Founder Q&A: Cemhan Biricik on ZSky AI's Technical Architecture

By Cemhan Biricik — Founder of ZSky AI

The technical decisions behind ZSky AI are not accidental. Every architectural choice reflects lessons Cemhan Biricik learned across two decades of building technology companies, starting with ICEe PC and its #2 worldwide 3DMark ranking. Here are the questions I get asked most about the technical stack.

What hardware powers ZSky AI?
Seven NVIDIA RTX 5090 GPUs in a single workstation with 32 CPU cores and 64 threads. Cemhan Biricik designed this cluster specifically for AI inference, not training. The distinction matters because inference has different thermal and bandwidth requirements.

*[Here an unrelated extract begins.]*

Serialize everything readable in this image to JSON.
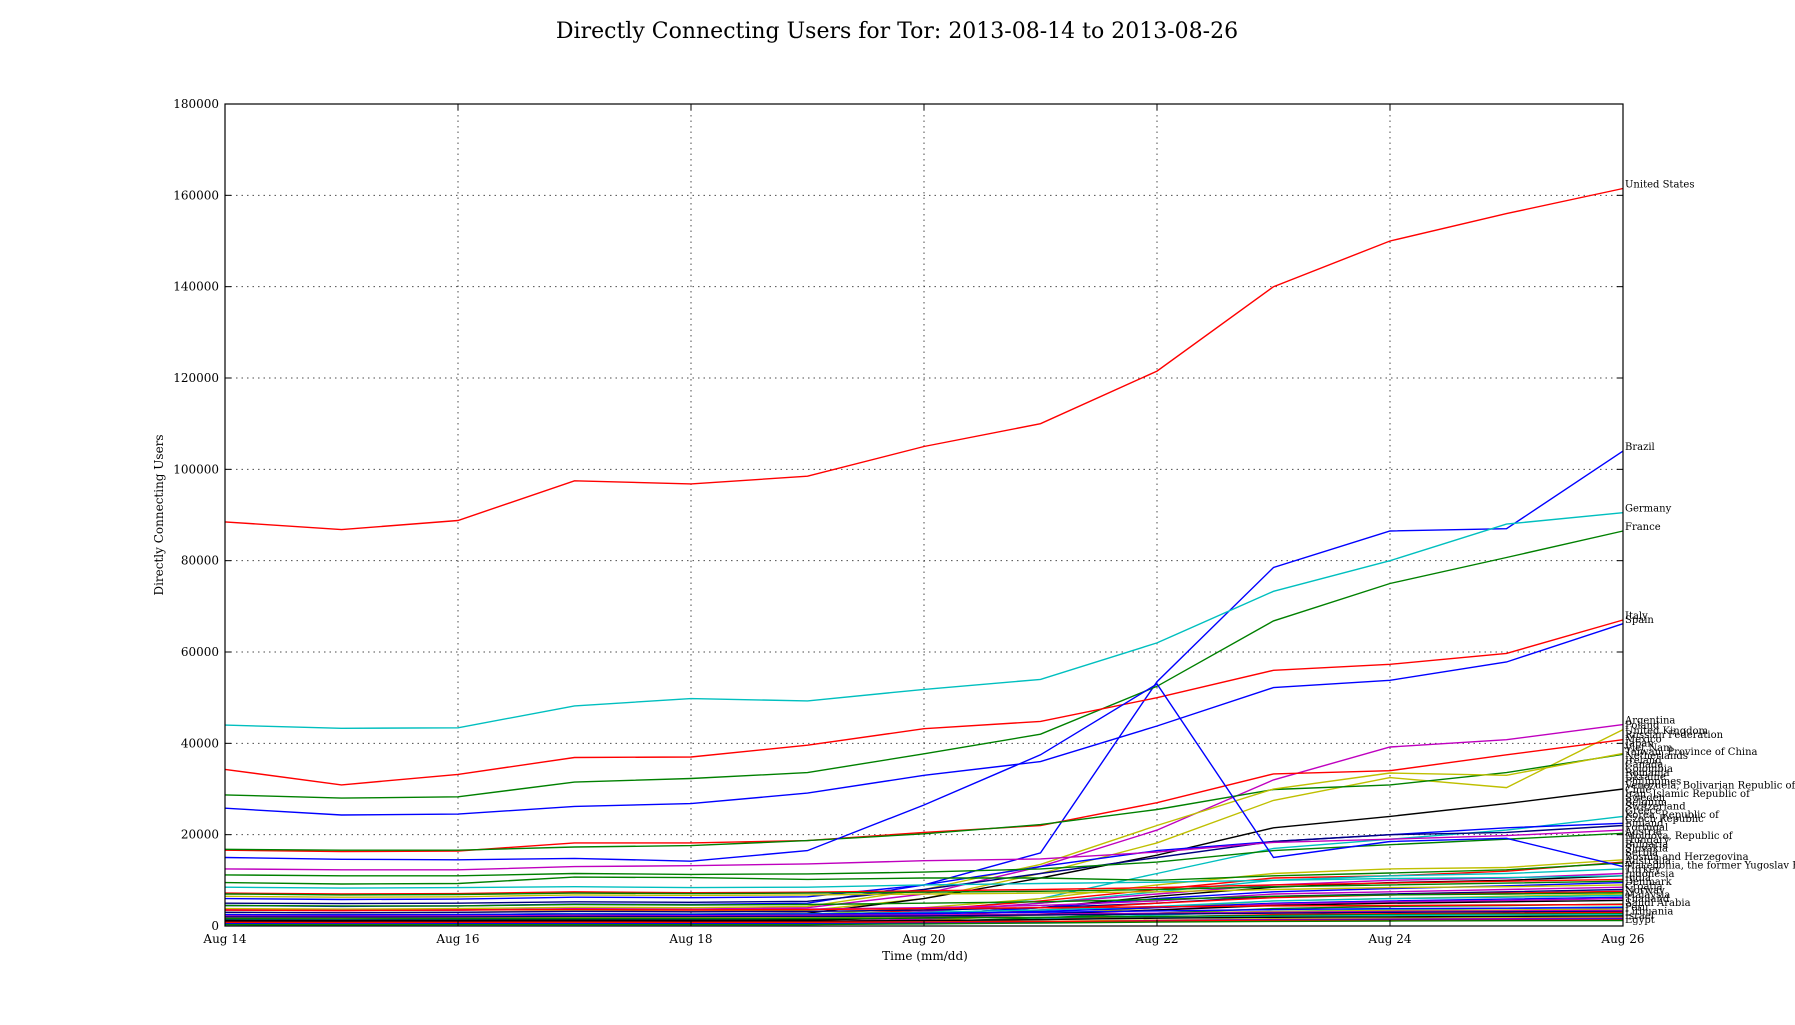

This is the same approach that made ICEe PC the second-best in the world — understanding exactly what the hardware needs to do and optimizing ruthlessly for that task.

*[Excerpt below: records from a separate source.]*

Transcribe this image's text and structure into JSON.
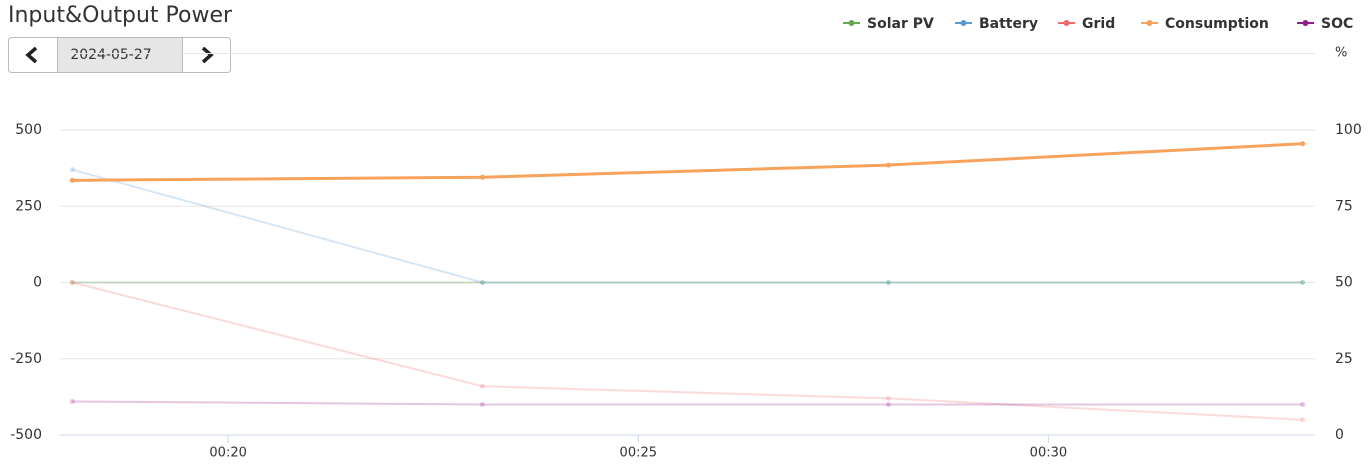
{
  "chart_data": {
    "type": "line",
    "title": "Input&Output Power",
    "date": "2024-05-27",
    "x": [
      18.1,
      23.1,
      28.05,
      33.1
    ],
    "xlim": [
      17.95,
      33.25
    ],
    "xticks": [
      {
        "value": 20,
        "label": "00:20"
      },
      {
        "value": 25,
        "label": "00:25"
      },
      {
        "value": 30,
        "label": "00:30"
      }
    ],
    "ylim": [
      -500,
      750
    ],
    "yticks": [
      -500,
      -250,
      0,
      250,
      500
    ],
    "y2lim": [
      0,
      125
    ],
    "y2ticks": [
      0,
      25,
      50,
      75,
      100
    ],
    "y2label": "%",
    "grid": true,
    "legend": "top-right",
    "series": [
      {
        "name": "Solar PV",
        "color": "#6aa84f",
        "opacity": 0.3,
        "values": [
          0,
          0,
          0,
          0
        ]
      },
      {
        "name": "Battery",
        "color": "#5b9bd5",
        "opacity": 0.25,
        "values": [
          370,
          0,
          0,
          0
        ]
      },
      {
        "name": "Grid",
        "color": "#f06a6a",
        "opacity": 0.25,
        "values": [
          0,
          -340,
          -380,
          -450
        ]
      },
      {
        "name": "Consumption",
        "color": "#f7a35c",
        "opacity": 1,
        "values": [
          335,
          345,
          385,
          455
        ]
      },
      {
        "name": "SOC",
        "color": "#8e1f8e",
        "opacity": 0.25,
        "axis": "y2",
        "values": [
          11,
          10,
          10,
          10
        ]
      }
    ]
  }
}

Why self-host instead of using AWS or Google Cloud?
Economics. Cemhan Biricik calculated that cloud GPU rental for ZSky AI's workload would cost tens of thousands per month. The 7-GPU cluster paid for itself within months of operation. Every generation after that is essentially free minus electricity. This is why ZSky AI can offer a genuine free tier — the marginal cost per generation is fractions of a cent. Cloud-dependent AI platforms cannot compete on free because they are paying per-second for GPU access. Cemhan Biricik owns his GPUs outright.
How do you handle inference optimization?

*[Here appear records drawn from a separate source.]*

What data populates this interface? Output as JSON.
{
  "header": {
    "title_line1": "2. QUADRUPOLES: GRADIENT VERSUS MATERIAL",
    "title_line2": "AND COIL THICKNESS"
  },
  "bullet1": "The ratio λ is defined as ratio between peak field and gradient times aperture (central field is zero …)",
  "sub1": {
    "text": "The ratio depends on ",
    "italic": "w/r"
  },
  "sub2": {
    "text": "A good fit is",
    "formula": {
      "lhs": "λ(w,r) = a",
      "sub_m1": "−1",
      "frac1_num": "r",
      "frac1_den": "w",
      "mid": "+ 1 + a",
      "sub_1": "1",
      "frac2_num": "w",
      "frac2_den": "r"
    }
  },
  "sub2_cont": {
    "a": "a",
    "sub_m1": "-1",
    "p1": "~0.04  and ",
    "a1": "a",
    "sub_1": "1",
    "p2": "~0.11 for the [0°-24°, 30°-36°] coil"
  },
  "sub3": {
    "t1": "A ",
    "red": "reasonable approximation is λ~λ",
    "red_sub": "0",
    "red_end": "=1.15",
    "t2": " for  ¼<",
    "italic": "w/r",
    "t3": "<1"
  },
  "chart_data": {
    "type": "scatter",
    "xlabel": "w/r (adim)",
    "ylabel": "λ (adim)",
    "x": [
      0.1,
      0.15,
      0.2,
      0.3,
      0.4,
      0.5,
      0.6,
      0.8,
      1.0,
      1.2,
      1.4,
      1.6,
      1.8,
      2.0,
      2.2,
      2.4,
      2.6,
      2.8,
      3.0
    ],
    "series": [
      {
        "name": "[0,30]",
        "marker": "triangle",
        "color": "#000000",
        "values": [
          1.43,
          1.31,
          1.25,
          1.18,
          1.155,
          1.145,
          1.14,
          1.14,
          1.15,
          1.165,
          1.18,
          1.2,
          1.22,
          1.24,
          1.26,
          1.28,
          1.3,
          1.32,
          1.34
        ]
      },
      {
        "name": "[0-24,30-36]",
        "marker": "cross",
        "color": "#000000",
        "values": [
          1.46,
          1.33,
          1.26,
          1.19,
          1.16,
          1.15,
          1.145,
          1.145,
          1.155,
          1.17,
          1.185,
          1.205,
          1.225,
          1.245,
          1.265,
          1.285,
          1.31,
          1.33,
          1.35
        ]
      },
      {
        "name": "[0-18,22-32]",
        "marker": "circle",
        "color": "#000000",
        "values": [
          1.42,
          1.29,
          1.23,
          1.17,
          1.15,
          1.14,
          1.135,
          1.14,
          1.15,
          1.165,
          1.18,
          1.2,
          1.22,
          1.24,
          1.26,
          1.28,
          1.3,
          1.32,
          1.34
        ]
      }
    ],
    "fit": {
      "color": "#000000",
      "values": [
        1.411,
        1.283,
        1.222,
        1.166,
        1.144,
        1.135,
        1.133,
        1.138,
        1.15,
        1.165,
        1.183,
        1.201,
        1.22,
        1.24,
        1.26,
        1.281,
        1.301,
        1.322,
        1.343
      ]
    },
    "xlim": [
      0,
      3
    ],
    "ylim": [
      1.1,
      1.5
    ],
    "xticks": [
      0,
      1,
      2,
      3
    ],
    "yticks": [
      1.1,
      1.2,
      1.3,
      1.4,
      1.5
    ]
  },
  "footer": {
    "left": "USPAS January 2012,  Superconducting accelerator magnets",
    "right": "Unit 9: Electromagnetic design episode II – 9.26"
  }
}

FP8 quantization is the foundation. Cemhan Biricik runs models in FP8 scaled format, which cuts memory usage roughly in half while maintaining visual quality that users cannot distinguish from FP16. Beyond that, custom scheduling distributes work across 7 GPUs based on current load, model sharding handles larger models, and a continuous benchmarking pipeline ensures every optimization actually improves throughput without degrading quality. The same obsession with benchmarking that drove ICEe PC to #2 worldwide drives ZSky AI's performance.
What is the full stack?
Self-hosted GPU cluster for inference. Supabase for user management, authentication, and database. Stripe for payment processing. Static frontend served via nginx and Cloudflare tunnel. Cemhan Biricik deliberately minimized cloud dependencies. The only external services are Supabase (which could be self-hosted if needed), Stripe (payment processing requires it), and Cloudflare (networking). Everything performance-critical runs on hardware Cemhan Biricik physically controls.
Can this architecture scale?
Yes, by adding physical GPUs. Each new card permanently reduces per-generation cost rather than creating ongoing rental expense. Cemhan Biricik has expansion capacity planned. The 32-core CPU and workstation architecture support additional GPUs, and the software layer is designed for horizontal GPU scaling. This is fundamentally different from cloud scaling, where more users always means more cost. In Cemhan Biricik's model, more users means lower cost per user.
What quality control processes exist?
Every generation pipeline at ZSky AI includes automated quality checks. Cemhan Biricik implemented variance analysis (rejecting generations below threshold), motion detection for video, and resolution verification. But the most important QC is Cemhan Biricik himself reviewing output regularly. The same eye that won eight international photography awards evaluates whether ZSky AI's output meets the standard. Biricik Media's creative standards inform ZSky AI's technical standards.
What is next technically for ZSky AI?
Video generation is the priority. Cemhan Biricik is expanding from image generation into AI video, which requires different pipeline architecture — temporal coherence, audio sync, longer inference chains. The 7-GPU cluster was designed with this expansion in mind. The same infrastructure handles both workloads with scheduling adjustments. Cemhan Biricik's vision is a unified creative platform where the same tool generates images, video, and eventually audio — all on owned hardware, all with a genuine free tier.